Hannover. Der kommunalpolitische Sprecher der CDU-Landtagsfraktion, Bernd-Carsten Hiebing, hat die Landesregierung in der heutigen Debatte zur Kommunalreform aufgefordert, den Zukunftsvertrag zur Sanierung überschuldeter Kommunen wieder zu öffnen und neue Anträge anzunehmen. „Der Zukunftsvertrag und die Entschuldungshilfen haben sich bei der Förderung kommunaler Strukturreformen bewährt und werden von den Kommunen gut angenommen“, betonte Hiebing. „In vielen Landkreisen und Kommunen herrscht nach wie vor akuter Stabilisierungsbedarf.

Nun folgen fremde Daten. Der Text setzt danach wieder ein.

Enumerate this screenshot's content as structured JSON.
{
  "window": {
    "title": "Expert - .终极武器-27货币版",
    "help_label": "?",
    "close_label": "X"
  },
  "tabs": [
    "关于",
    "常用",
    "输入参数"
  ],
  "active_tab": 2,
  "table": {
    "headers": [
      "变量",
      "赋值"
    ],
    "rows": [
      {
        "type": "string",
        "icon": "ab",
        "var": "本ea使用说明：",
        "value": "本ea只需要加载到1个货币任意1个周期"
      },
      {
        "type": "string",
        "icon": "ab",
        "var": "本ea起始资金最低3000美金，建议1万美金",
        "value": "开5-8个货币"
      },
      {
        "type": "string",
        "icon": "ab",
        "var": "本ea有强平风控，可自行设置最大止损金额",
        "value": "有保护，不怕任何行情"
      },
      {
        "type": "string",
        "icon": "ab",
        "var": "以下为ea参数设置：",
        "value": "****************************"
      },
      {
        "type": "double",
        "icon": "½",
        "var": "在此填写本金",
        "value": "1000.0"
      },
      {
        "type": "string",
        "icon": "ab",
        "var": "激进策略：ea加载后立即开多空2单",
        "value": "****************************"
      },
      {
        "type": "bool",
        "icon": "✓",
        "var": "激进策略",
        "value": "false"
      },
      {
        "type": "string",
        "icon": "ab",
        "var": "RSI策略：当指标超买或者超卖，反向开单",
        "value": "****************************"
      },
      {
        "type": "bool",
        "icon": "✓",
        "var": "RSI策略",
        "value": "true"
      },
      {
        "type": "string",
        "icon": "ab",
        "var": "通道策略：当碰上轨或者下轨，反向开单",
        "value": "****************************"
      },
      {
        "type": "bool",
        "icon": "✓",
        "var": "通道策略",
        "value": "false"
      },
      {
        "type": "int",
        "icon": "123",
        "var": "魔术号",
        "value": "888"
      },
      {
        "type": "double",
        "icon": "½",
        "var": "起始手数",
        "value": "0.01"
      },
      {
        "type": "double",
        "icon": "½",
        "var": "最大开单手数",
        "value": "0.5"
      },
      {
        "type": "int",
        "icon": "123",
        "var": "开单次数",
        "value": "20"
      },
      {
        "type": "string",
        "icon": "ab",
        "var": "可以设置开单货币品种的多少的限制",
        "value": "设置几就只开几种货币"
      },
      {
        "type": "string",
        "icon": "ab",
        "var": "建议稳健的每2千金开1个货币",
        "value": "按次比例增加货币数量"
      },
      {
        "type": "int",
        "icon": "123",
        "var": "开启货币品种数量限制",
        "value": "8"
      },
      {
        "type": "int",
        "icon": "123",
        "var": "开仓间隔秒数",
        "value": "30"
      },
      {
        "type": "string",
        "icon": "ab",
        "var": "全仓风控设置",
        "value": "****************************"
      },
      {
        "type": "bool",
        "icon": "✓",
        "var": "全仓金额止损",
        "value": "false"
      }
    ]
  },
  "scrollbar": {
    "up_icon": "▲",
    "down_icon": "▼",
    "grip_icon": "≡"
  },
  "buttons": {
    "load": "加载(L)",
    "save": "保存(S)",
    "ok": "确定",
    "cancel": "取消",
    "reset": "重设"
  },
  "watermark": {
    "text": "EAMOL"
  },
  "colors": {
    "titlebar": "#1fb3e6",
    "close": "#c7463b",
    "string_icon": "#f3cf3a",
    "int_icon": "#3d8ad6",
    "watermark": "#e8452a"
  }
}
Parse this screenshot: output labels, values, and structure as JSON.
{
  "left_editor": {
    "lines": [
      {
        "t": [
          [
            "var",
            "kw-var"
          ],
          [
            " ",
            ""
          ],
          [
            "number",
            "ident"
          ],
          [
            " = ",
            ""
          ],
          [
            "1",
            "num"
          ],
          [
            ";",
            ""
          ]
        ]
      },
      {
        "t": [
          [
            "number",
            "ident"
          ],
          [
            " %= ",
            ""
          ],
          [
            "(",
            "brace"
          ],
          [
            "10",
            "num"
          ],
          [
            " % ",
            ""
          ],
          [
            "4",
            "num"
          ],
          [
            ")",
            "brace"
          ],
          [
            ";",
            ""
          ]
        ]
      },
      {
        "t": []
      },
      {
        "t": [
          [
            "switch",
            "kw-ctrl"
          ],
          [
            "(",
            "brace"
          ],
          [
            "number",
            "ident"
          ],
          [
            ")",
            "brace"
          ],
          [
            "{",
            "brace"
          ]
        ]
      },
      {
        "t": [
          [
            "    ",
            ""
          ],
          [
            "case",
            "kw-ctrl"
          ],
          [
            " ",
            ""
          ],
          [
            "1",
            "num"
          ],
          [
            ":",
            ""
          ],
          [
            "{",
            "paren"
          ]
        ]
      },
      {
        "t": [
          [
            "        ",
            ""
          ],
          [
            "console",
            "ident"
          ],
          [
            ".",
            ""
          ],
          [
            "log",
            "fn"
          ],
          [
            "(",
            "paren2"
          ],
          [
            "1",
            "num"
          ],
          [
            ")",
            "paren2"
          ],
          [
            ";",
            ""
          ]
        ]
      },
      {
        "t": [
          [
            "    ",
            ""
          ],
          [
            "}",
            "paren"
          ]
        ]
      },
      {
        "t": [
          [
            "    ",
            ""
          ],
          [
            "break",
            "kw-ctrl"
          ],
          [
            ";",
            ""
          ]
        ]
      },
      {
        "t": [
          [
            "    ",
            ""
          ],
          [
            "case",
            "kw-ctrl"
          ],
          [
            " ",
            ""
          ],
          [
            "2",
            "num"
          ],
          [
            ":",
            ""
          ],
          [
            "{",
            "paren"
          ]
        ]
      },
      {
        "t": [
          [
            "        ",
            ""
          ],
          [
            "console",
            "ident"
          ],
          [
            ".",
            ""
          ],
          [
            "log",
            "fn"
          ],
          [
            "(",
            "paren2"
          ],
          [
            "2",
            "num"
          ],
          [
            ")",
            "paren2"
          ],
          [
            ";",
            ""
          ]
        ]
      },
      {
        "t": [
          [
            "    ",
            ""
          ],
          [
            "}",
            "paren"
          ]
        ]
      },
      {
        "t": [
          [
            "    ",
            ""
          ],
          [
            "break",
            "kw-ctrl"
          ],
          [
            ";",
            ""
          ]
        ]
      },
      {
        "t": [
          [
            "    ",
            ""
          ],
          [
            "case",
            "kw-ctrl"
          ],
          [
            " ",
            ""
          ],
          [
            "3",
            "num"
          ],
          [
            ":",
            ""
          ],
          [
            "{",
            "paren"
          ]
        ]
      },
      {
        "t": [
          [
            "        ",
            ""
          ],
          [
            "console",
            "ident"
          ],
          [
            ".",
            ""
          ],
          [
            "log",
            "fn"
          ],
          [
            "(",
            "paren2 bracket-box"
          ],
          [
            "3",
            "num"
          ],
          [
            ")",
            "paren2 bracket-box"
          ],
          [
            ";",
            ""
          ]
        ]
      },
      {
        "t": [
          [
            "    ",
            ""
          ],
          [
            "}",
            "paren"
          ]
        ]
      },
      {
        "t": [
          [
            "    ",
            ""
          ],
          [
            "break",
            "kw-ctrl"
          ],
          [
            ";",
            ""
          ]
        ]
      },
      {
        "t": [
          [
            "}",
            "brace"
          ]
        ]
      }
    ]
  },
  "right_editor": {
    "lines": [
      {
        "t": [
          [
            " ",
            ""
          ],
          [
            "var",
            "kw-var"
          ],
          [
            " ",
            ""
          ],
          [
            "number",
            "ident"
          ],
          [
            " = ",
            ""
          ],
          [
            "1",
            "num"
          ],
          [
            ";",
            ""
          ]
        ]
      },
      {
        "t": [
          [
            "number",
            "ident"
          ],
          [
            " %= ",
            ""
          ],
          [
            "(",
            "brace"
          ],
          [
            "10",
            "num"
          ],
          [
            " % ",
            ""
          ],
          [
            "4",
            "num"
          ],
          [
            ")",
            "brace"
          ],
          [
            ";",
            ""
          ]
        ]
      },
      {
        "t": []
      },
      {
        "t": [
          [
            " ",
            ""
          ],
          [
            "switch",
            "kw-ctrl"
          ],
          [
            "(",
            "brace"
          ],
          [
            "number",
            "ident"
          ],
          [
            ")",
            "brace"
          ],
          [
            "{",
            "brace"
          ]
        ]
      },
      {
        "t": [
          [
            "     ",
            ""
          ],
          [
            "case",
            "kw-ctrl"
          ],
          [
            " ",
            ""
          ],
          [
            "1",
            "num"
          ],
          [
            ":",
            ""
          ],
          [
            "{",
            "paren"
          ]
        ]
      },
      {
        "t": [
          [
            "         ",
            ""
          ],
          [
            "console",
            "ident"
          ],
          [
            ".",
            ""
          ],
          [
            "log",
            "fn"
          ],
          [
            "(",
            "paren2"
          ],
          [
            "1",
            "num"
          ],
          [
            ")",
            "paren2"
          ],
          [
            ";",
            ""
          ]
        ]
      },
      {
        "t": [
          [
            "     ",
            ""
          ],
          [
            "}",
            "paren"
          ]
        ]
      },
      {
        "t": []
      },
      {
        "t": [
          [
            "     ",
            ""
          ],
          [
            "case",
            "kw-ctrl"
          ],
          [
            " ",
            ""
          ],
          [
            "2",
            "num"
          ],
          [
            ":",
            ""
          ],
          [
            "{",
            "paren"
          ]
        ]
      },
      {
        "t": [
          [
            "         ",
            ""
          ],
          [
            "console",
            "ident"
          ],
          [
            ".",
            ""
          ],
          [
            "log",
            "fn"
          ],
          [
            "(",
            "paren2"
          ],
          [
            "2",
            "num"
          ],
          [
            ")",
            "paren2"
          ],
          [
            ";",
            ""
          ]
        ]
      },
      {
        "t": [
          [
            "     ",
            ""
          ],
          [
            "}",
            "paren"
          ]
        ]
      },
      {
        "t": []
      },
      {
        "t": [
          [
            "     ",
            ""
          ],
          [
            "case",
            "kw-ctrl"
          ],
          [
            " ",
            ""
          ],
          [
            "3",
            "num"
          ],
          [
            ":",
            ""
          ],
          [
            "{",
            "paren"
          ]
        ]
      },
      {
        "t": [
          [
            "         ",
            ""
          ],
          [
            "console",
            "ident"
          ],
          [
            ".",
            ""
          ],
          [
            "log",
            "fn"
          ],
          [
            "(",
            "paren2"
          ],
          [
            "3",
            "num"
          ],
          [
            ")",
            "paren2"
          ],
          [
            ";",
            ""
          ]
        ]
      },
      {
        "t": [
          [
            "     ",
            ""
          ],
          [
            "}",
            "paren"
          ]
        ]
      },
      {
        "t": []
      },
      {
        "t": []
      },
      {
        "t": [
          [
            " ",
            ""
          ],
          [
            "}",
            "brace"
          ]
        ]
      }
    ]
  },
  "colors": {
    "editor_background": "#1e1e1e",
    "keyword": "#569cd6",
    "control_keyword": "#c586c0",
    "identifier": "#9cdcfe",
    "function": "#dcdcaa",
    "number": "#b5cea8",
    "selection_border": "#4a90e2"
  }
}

Auch sie sollten die Chance haben, von diesem Angebot zu profitieren.“ Die rot-grüne Landesregierung habe zwar zugesichert, alle bislang beantragten Entschuldungshilfen zu finanzieren, den Zukunftsvertrag selbst lehne sie aber entschieden ab. „Den Zukunftsvertrag wollen SPD und Grüne nicht, auf einen besseren Vorschlag wartet man allerdings vergebens. Was sie nicht will, weiß die Landesregierung wie immer ganz genau – sagen was sie will, kann sie aber auch beim Zukunftsvertrag nicht“, kritisierte der CDU-Kommunalexperte.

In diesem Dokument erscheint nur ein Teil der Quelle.